Рамон накрыл ладонью ее руку, наклонился и коснулся губ Нены нежным поцелуем.
— Ты здесь, — заплетающимся языком произнесла она.
— Да, я здесь. И никуда не уйду.
— Мне очень жаль, что так получилось с ребенком, — сказала она наконец, стараясь не разрыдаться. — Мне не следовало…
— Нена, ты ни в чем не виновата.
— Нет, виновата. Если бы я…
— Нет. Если кто-то из нас виноват, так это я, — с горечью возразил Рамон. — Я был, должно быть, слеп как крот, если не заметил твоего необычного состояния в ресторане. Возможно, ты собиралась рассказать мне, а я даже не подумал об этом.
— Это уже не важно, — слабым голосом сказала Нена. — Теперь слишком поздно.
— Ш-ш-ш. Тебе нельзя расстраиваться. У нас будет время поговорить, как только ты выздоровеешь и окрепнешь. Сейчас я хочу узнать, не разрешит ли врач забрать тебя в конце дня домой.
Нена кивнула и закрыла глаза. Ей все было безразлично. Происходящее не интересовало ее. Она не испытывала ничего, кроме горького сожаления о ребенке, которого ей никогда не придется держать в руках, о крохотном живом существе, здоровом и веселом, с темными глазами Рамона… Он Нена была уверена, что это мальчик, — был бы похож на отца…
Она плотно сжала веки, но жгучие слезы медленно потекли по ее бледным щекам.
Рамон беспомощно смотрел на нее. Все, что он мог сделать, — это нежно стереть слезы большим пальцем и поклясться себе, что больше он никогда не допустит, чтобы его жена страдала в одиночестве.
В конце дня Нене позволили покинуть больницу. Она ощущала болезненную слабость и с благодарностью приняла поддержку Рамона, когда они вышли из здания и сели в машину. Нена удивилась, увидев, что автомобиль остановился у дома на Итон-Сквер.

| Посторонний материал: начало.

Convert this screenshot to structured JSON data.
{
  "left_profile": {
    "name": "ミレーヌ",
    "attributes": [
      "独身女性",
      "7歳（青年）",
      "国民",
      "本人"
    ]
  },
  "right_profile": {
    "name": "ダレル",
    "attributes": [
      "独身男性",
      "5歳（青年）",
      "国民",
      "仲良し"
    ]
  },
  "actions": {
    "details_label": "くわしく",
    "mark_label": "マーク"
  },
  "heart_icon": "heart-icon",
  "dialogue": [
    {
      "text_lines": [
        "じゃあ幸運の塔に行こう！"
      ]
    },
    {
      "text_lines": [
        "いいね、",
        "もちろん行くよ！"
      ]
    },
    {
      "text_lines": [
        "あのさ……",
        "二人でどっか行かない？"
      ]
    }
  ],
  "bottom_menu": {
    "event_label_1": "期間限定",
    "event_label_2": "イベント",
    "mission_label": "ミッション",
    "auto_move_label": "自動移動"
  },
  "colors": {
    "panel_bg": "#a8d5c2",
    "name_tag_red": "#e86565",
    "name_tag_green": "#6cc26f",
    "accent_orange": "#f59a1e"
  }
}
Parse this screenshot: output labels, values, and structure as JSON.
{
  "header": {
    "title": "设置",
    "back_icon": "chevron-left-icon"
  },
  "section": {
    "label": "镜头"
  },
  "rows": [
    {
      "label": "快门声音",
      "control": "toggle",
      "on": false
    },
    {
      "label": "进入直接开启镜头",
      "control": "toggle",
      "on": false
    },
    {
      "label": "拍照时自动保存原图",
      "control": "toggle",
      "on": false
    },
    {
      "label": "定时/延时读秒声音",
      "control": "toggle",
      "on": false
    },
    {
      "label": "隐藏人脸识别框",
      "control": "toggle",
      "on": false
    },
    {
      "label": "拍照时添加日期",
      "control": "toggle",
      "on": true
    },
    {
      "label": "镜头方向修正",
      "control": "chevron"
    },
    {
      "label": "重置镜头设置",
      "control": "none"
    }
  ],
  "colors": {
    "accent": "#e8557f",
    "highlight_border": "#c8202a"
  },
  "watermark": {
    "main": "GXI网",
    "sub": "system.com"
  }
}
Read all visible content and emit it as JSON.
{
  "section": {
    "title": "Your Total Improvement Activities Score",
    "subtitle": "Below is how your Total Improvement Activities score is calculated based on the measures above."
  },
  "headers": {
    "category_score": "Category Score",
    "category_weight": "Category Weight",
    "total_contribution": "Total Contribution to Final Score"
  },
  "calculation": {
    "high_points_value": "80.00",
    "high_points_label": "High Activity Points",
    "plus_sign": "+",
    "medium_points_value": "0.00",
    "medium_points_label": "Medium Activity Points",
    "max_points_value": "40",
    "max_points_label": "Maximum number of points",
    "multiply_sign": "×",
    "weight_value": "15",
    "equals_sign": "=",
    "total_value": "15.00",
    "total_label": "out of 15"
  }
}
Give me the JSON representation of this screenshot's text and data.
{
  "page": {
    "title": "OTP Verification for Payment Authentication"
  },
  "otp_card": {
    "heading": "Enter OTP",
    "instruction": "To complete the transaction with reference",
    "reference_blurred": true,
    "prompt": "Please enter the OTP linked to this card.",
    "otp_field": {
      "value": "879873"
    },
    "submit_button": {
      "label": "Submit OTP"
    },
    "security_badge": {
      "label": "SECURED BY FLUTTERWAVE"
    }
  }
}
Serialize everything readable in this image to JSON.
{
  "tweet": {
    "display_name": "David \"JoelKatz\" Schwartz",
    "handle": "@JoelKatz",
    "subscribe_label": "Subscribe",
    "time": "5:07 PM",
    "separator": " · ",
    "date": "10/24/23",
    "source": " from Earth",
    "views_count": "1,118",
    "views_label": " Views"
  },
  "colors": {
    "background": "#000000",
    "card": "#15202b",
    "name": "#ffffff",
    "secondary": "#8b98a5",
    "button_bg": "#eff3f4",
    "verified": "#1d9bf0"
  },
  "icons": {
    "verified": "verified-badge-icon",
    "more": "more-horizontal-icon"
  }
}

— Но я думала, что ты отвезешь меня домой, — сказала она.
— Это твой дом, Нена.
— Но…
— Никаких "но", — заявил Рамон, взяв ее за руку.
Твердо сжатые губы не оставили у Нены сомнений в том, что он не намерен отпускать ее от себя. — Ты останешься со мной, и это окончательно.
— Я… — Нена хотела воспротивиться, но, чувствуя, что у нее нет сил спорить с ним, сдалась.
Несколькими минутами позже ее уже вели наверх. Донья Аугуста и одна из горничных помогли ей раздеться и лечь в постель.
— Тебе необходим отдых, дорогая. Я помню, что, когда это произошло со мной, — сказала донья Аугуста, опускаясь на край кровати, — я чувствовала себя совершенно опустошенной морально и физически.
— Надеюсь, я не причиняю вам беспокойства, пробормотала Нена.
— Чепуха! Теперь ты член нашей семьи. Естественно, мы заботимся о тебе, — она наклонилась и поцеловала Нену в лоб. — Постарайся уснуть, дорогая, и не беспокойся: у тебя еще будет много детей.
В горле у Нены стоял комок. С трудом удерживаясь от слез, она слабо кивнула.
— И больше никаких волнений, — настойчиво повторила донья Аугуста, разглаживая одеяло. Все уладится само собой, дорогая.